A group of IMF economists has completed their annual assessment of New Zealand’s economy and addressed media on Tuesday.
They gave the economy solid marks for growth and say they are “comfortable” with the country’s fiscal position.
Finance Minister Grant Robertson has welcomed the IMF’s assessment of New Zealand’s economy.
The policy was one of the first to be introduced by the Government.
"A ban of residential real estate purchases by nonresidents is unlikely to have a significant impact on housing affordability," Helbling says.
He says the ban is a capital flow management measure under the IMF’s Institutional View on capital flows
"The measure is unlikely to be temporary or targeted, and foreign buyers seem to have played a minor role in New Zealand’s residential real estate markets recently," he says.
He adds the Government's broader housing policy, Kiwibuild and the focus on lowering tax distortions, if fully implemented, "would address most of the potential problems associated with foreign buyers on a less discriminatory basis."
He says if bans, such as the Government’s policy on foreigners buying New Zealand homes, are enacted – “you might want to worry about the signal [it’s sending].”

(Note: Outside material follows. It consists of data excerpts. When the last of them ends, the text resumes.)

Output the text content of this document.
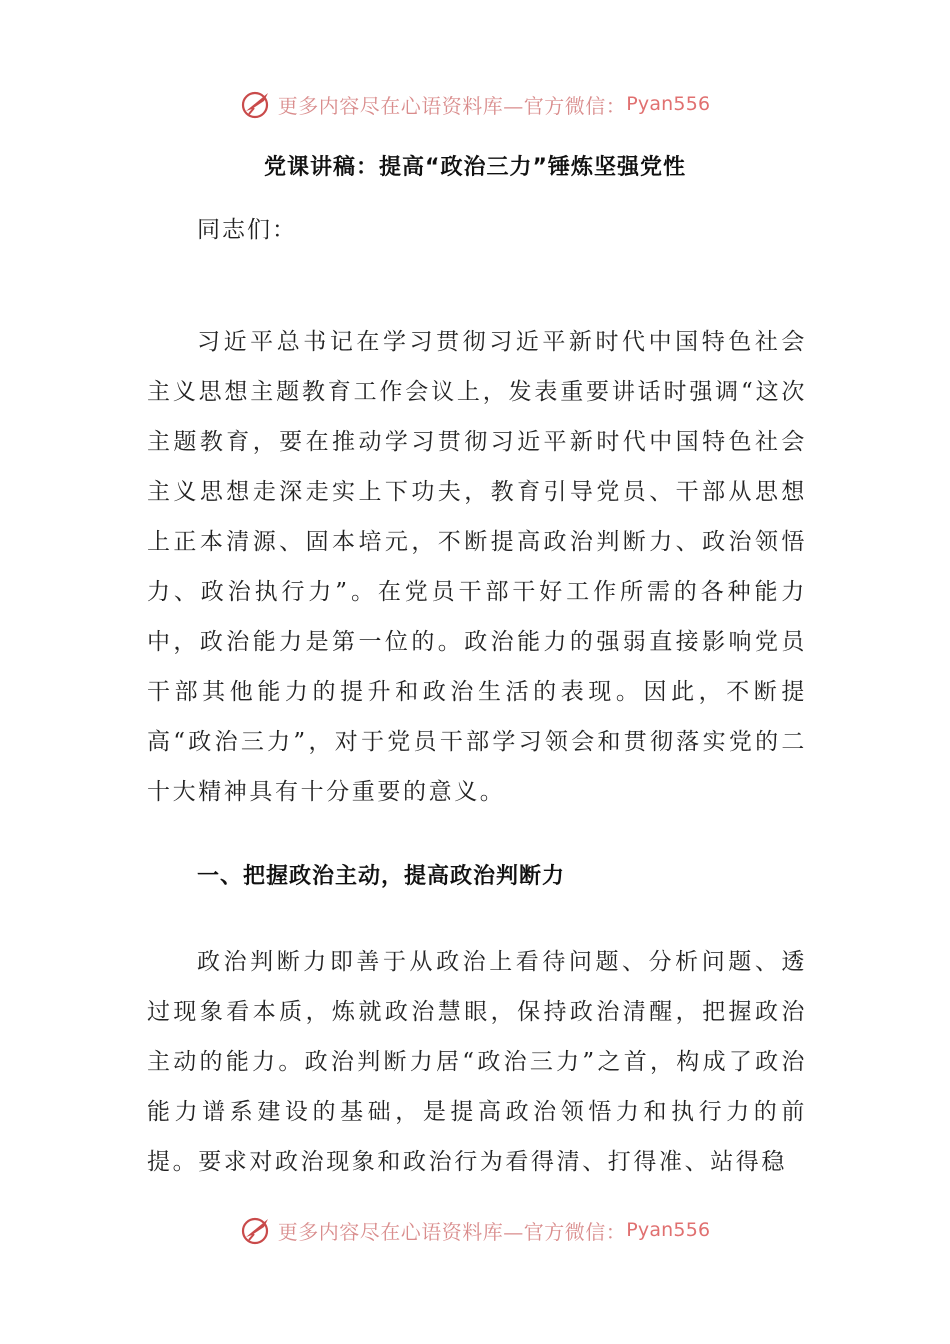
更多内容尽在心语资料库—官方微信： Pyan556
党课讲稿：提高“政治三力”锤炼坚强党性

同志们：

习近平总书记在学习贯彻习近平新时代中国特色社会主义思想主题教育工作会议上，发表重要讲话时强调“这次主题教育，要在推动学习贯彻习近平新时代中国特色社会主义思想走深走实上下功夫，教育引导党员、干部从思想上正本清源、固本培元，不断提高政治判断力、政治领悟力、政治执行力”。在党员干部干好工作所需的各种能力中，政治能力是第一位的。政治能力的强弱直接影响党员干部其他能力的提升和政治生活的表现。因此，不断提高“政治三力”，对于党员干部学习领会和贯彻落实党的二十大精神具有十分重要的意义。

一、把握政治主动，提高政治判断力

政治判断力即善于从政治上看待问题、分析问题、透过现象看本质，炼就政治慧眼，保持政治清醒，把握政治主动的能力。政治判断力居“政治三力”之首，构成了政治能力谱系建设的基础，是提高政治领悟力和执行力的前提。要求对政治现象和政治行为看得清、打得准、站得稳

更多内容尽在心语资料库—官方微信： Pyan556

Although it’s difficult to fully assess the impact the signal the ban is sending to foreign investors, he says it “would be one thing for the Government to worry about.”
There has been a recent stabilisation in the housing market, he says, adding that vulnerabilities will continue to decrease.
“But despite the decreases household debt remains relatively high, even under the baseline outlook, and we are concerned it could amplify the risk of large downside shocks.”
LVRs and DTIs
When asked about adding DTI limits into the Reserve Bank’s macroprudential toolkit, Helbling suggests it’s better to have them and not need them, than to need them and not have them.
“We continue to think that it is useful to have this instrument in the toolkit for the Reserve Bank. But for the moment, there would be no need to use that instrument.”
He says the housing market has cooled and because of this, there is also no need for further LVR restrictions at the moment.
But at a time when the market is cooling is the best time to add DTIs into the Reserve Bank’s toolkit, Helbling says.
“If you only have one instrument that is suitable for that purpose, LVRs, you can use the instrument in excess which may have unintended consequences.”
He says the Reserve Bank has not used LVR’s to excess, but the tool has been used “to the max.”
“If the housing boom were to rekindle or for other reasons household debt were to increase again, it would probably be useful to have another instrument to use, rather than only relying on LVRs.”